Project Leonardo for PlayStation 5
Through conversations with accessibility experts and incredible organizations like AbleGamers, SpecialEffect and Stack Up, we’ve designed a highly configurable controller that works in tandem with many third-party accessibility accessories and integrates with the PS5 console to open up new ways of gaming. It is built to address common challenges faced by many players with limited motor control, including difficulty holding a controller for long periods, accurately pressing small clusters of buttons or triggers, or positioning thumbs and fingers optimally on a standard controller.
This is the most exciting news I’ve seen out of CES this year.
Project Leonardo comes nearly five years after the Xbox Adaptive Controller was announced, but much better late than never. And coming in at a distant second means Sony has surely incorporated a lot of feedback about the Xbox Adaptive Controller into the design of Project Leonardo.
Project Leonardo can be used as a standalone controller or paired with additional Project Leonardo or DualSense wireless controllers. Up to two Project Leonardo controllers and one DualSense wireless controller can be used together as a single virtual controller, allowing players to mix and match devices to fit their particular gameplay needs, or to play collaboratively with others.
For example, players can augment their DualSense controller with a Project Leonardo controller or use two Project Leonardo controllers on their own. A friend or family member can also assist by helping to control the player’s game character with a DualSense controller or a second Project Leonardo controller. The controllers can be dynamically turned on or off and used in any combination.
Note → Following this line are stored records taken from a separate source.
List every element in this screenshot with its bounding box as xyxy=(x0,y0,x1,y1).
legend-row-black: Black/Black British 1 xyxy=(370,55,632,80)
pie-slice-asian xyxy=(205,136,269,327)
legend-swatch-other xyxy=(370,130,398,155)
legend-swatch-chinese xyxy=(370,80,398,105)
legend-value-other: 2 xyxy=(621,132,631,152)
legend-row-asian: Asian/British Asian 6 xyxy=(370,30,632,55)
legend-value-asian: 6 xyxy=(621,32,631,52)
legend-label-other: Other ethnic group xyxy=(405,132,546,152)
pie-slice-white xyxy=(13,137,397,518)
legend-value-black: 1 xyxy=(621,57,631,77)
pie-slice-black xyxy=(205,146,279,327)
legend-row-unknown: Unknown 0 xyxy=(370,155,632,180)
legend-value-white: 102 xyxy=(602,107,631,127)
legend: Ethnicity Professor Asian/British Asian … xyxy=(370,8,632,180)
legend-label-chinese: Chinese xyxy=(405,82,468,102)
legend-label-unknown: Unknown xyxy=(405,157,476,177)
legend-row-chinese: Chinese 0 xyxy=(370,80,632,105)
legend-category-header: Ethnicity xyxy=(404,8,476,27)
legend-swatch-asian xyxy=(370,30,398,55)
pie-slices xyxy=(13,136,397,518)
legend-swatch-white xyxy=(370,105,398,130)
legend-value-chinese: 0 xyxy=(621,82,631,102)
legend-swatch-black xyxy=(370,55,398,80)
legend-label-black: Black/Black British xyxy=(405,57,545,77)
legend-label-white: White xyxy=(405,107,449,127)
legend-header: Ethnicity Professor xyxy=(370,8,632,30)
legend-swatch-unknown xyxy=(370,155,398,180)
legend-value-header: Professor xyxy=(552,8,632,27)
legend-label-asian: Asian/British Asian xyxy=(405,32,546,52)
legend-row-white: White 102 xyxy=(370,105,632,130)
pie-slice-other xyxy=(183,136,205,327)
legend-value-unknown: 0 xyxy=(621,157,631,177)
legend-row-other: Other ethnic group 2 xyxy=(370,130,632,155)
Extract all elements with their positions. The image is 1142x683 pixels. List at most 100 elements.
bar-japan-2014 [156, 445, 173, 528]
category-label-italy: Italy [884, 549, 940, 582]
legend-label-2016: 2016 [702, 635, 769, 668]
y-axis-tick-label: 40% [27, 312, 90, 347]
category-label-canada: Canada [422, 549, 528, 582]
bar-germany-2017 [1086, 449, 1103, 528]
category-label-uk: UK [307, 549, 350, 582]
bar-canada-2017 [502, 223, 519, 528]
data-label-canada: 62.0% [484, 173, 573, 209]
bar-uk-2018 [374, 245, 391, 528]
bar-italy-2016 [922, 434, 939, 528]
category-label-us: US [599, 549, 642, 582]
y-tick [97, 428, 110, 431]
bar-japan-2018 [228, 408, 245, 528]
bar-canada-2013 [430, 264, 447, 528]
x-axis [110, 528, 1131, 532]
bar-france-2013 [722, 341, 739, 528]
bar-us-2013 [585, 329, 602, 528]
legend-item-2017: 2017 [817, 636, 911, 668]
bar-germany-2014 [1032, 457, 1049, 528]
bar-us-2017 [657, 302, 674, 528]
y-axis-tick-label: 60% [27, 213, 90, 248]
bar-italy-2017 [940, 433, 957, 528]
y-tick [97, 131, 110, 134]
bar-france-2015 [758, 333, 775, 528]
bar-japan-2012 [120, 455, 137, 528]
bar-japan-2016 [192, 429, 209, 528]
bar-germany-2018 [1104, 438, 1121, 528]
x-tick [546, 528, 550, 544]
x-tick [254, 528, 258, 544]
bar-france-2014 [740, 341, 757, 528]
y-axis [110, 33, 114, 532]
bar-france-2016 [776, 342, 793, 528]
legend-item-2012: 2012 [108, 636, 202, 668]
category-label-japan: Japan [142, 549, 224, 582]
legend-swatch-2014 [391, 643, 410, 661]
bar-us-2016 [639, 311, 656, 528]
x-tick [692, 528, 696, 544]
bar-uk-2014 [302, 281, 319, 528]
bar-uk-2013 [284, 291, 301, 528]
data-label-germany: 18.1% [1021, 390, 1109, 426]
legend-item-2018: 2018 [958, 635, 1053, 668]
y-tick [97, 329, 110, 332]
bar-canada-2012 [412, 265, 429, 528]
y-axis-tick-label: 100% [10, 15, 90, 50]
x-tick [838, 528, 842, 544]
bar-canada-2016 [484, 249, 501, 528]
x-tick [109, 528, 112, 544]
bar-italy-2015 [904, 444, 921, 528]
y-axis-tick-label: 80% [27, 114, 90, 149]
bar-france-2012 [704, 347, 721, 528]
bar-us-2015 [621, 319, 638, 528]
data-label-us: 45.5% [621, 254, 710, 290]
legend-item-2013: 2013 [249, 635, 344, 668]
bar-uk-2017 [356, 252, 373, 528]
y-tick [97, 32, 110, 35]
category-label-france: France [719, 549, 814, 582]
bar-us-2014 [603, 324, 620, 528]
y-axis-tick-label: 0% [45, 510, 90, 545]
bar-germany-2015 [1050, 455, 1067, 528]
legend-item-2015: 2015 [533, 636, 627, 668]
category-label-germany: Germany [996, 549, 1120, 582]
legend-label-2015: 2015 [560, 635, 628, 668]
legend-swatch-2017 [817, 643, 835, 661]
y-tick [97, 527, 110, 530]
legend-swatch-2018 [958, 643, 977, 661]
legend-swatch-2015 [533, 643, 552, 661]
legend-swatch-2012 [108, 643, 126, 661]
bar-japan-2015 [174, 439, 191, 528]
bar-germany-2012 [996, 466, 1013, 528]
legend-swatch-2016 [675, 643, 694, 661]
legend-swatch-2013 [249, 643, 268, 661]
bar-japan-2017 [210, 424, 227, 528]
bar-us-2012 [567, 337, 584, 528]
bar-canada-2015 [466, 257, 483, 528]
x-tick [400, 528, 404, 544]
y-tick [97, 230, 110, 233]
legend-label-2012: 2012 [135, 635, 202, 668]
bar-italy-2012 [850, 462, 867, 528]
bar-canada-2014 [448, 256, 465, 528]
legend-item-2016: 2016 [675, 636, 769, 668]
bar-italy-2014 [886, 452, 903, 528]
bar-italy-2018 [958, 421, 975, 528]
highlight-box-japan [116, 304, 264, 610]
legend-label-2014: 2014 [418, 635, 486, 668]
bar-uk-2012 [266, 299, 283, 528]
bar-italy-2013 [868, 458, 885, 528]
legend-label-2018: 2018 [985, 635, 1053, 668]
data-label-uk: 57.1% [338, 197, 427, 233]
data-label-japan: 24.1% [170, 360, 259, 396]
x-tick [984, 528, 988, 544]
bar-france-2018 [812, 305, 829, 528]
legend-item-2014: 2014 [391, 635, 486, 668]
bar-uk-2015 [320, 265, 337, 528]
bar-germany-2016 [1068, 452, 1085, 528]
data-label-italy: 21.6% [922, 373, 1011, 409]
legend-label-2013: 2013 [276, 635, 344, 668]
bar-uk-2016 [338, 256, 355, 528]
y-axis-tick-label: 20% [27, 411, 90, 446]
The design of Project Leonardo is radically different from the Xbox Adaptive Controller. The sheer fact that hardware itself is highly customizable, from physical button layout to analog stick distance and size, let alone the ability to map buttons together and pair this device with a DualSense for individual comfort or collaborative, assistive needs, the combinations are seemingly endless. I’d be stunned if some curb cut effects don’t come out of all of this flexibility.
So Morimoto, Designer, Sony Interactive Entertainment:
“Because players can customize Project Leonardo according to their needs, there is no one ‘right’ form factor. We want to empower them to create their own configurations. The controller can also flexibly accept combinations of accessibility accessories to create a unique aesthetic. I am excited that the design will be completed through collaboration with players rather than presenting them with a single form factor.”
Competition fuels innovation, and the accessibility space can never receive enough innovation. I’m eager to see the informed reception and comparisons between Project Leonardo and the Xbox Adaptive Controller, and how accessibility in gaming evolves from here.